US carrier JetBlue made a splash when it used the LR to connect cities on the US East Coast with Western Europe. But Antonio Da Costa, the head of marketing on Airbus’s single-aisle programme, says airlines demanded more.
“When we introduced the LR we were getting feedback from airlines who wanted it to go further still, further even than the 757,” he says.
Key to the XLR’s performance is the addition of a fuel tank capable of holding almost 3,000 gallons of kerosene.
Rather than fit a traditional tank, Airbus engineers came up with a plan to fill a section of the hold with fuel right up to the fuselage skin and cabin floor by erecting bulkheads at either end and lining the entire space with rubber.
“With the new fuel tank we’ve been able to add range but not add costs,” says Da Costa. “It’s much smaller than a wide-body but so is the cost of operating it. So you end up with a plane that only needs 100-plus passengers to break even.”
While the XLR can carry 244 people, Iberia has restricted it to 182 in order to accommodate a business-class cabin with 14 fully flat bed seats.
Economy berths have the same layout as on wide-body jets and come with a 12-inch screen. The aircraft also features larger overhead luggage bins and mood lighting copied from the A350, Airbus’s larger production aircraft.
The XLR has orders from more than 25 airlines around the world, which Da Costa said calls “a good start”.
Those include American Airlines, which is expected to deploy the XLR on transatlantic flights, Australia’s Qantas, which could use it to connect cities such as Brisbane and Perth to Hong Kong, and Indigo of India, which is looking at services to East Asia and Europe.
For Iberia, the XLR will help it manage capacity over winter when there isn’t sufficient demand to use a wide-body plane to fly to Boston or Washington.
Aer Lingus will use the plane to open up new destinations and serve some existing ones.

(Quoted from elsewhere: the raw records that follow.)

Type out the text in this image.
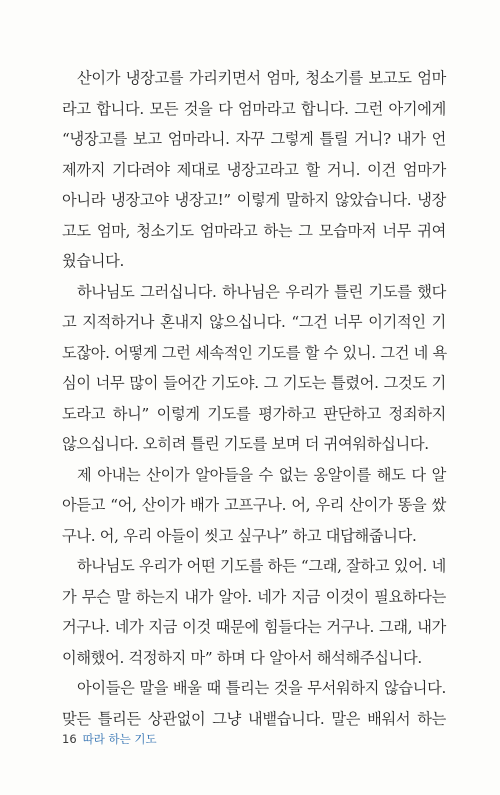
산이가 냉장고를 가리키면서 엄마, 청소기를 보고도 엄마
라고 합니다. 모든 것을 다 엄마라고 합니다. 그런 아기에게
“냉장고를 보고 엄마라니. 자꾸 그렇게 틀릴 거니? 내가 언
제까지 기다려야 제대로 냉장고라고 할 거니. 이건 엄마가
아니라 냉장고야 냉장고!” 이렇게 말하지 않았습니다. 냉장
고도 엄마, 청소기도 엄마라고 하는 그 모습마저 너무 귀여
웠습니다.
하나님도 그러십니다. 하나님은 우리가 틀린 기도를 했다
고 지적하거나 혼내지 않으십니다. “그건 너무 이기적인 기
도잖아. 어떻게 그런 세속적인 기도를 할 수 있니. 그건 네 욕
심이 너무 많이 들어간 기도야. 그 기도는 틀렸어. 그것도 기
도라고 하니” 이렇게 기도를 평가하고 판단하고 정죄하지
않으십니다. 오히려 틀린 기도를 보며 더 귀여워하십니다.
제 아내는 산이가 알아들을 수 없는 옹알이를 해도 다 알
아듣고 “어, 산이가 배가 고프구나. 어, 우리 산이가 똥을 쌌
구나. 어, 우리 아들이 씻고 싶구나” 하고 대답해줍니다.
하나님도 우리가 어떤 기도를 하든 “그래, 잘하고 있어. 네
가 무슨 말 하는지 내가 알아. 네가 지금 이것이 필요하다는
거구나. 네가 지금 이것 때문에 힘들다는 거구나. 그래, 내가
이해했어. 걱정하지 마” 하며 다 알아서 해석해주십니다.
아이들은 말을 배울 때 틀리는 것을 무서워하지 않습니다.
맞든 틀리든 상관없이 그냥 내뱉습니다. 말은 배워서 하는
16 따라 하는 기도
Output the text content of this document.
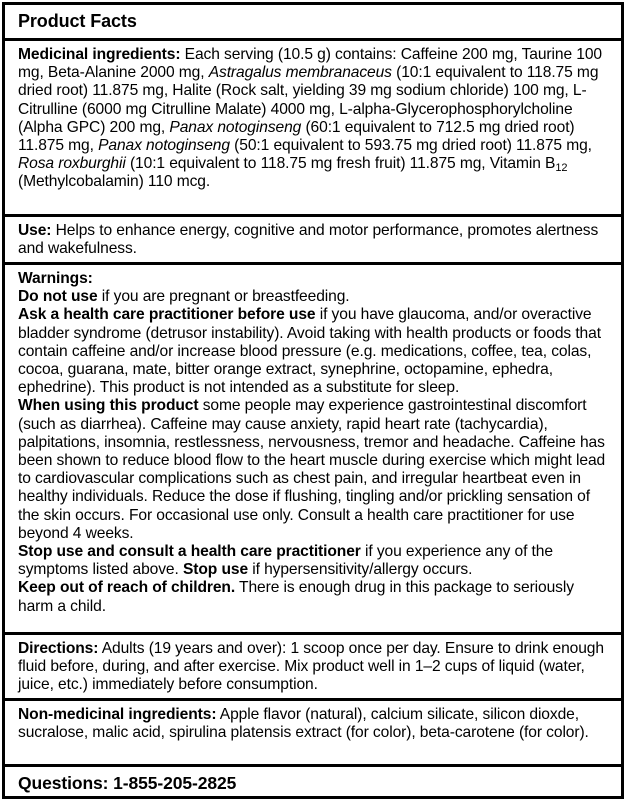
Product Facts
Medicinal ingredients: Each serving (10.5 g) contains: Caffeine 200 mg, Taurine 100 mg, Beta-Alanine 2000 mg, Astragalus membranaceus (10:1 equivalent to 118.75 mg dried root) 11.875 mg, Halite (Rock salt, yielding 39 mg sodium chloride) 100 mg, L-Citrulline (6000 mg Citrulline Malate) 4000 mg, L-alpha-Glycerophosphorylcholine (Alpha GPC) 200 mg, Panax notoginseng (60:1 equivalent to 712.5 mg dried root) 11.875 mg, Panax notoginseng (50:1 equivalent to 593.75 mg dried root) 11.875 mg, Rosa roxburghii (10:1 equivalent to 118.75 mg fresh fruit) 11.875 mg, Vitamin $B_{12}$ (Methylcobalamin) 110 mcg.
Use: Helps to enhance energy, cognitive and motor performance, promotes alertness and wakefulness.
Warnings:
Do not use if you are pregnant or breastfeeding.
Ask a health care practitioner before use if you have glaucoma, and/or overactive bladder syndrome (detrusor instability). Avoid taking with health products or foods that contain caffeine and/or increase blood pressure (e.g. medications, coffee, tea, colas, cocoa, guarana, mate, bitter orange extract, synephrine, octopamine, ephedra, ephedrine). This product is not intended as a substitute for sleep.
When using this product some people may experience gastrointestinal discomfort (such as diarrhea). Caffeine may cause anxiety, rapid heart rate (tachycardia), palpitations, insomnia, restlessness, nervousness, tremor and headache. Caffeine has been shown to reduce blood flow to the heart muscle during exercise which might lead to cardiovascular complications such as chest pain, and irregular heartbeat even in healthy individuals. Reduce the dose if flushing, tingling and/or prickling sensation of the skin occurs. For occasional use only. Consult a health care practitioner for use beyond 4 weeks.
Stop use and consult a health care practitioner if you experience any of the symptoms listed above. Stop use if hypersensitivity/allergy occurs.
Keep out of reach of children. There is enough drug in this package to seriously harm a child.
Directions: Adults (19 years and over): 1 scoop once per day. Ensure to drink enough fluid before, during, and after exercise. Mix product well in 1–2 cups of liquid (water, juice, etc.) immediately before consumption.
Non-medicinal ingredients: Apple flavor (natural), calcium silicate, silicon dioxde, sucralose, malic acid, spirulina platensis extract (for color), beta-carotene (for color).
Questions: 1-855-205-2825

A spokesman said passengers can expect an “enhanced onboard experience”.
Low-cost airlines that already operate Airbus A320-family planes are also turning to the XLR to expand their networks without additional crew and pilot training.
Wizz Air has ordered 47 XLRs and plans to launch operations with seven-hour flights from Gatwick to Jeddah in Saudi Arabia from March. The jets will be fitted with 239 seats and no bed options, in line with the carrier’s usual pared-back offering.
Though a sister company to Iberia and Aer Lingus, British Airways is not expected to deploy the XLR.
Cunningham said the XLR’s flexibility means that its true potential may only be realised once it is widely in service and carriers begin to explore the limits of what it can do.
He said: “The 757 was a very popular plane but in transatlantic terms it only really served the east coast. The XLR will take people much further inland, to the Midwest for example.
“From the UK you could be looking at Glasgow and Edinburgh to Seattle, also India, Pakistan and anywhere in the Gulf. It will be up to the airlines to show how they can use it.”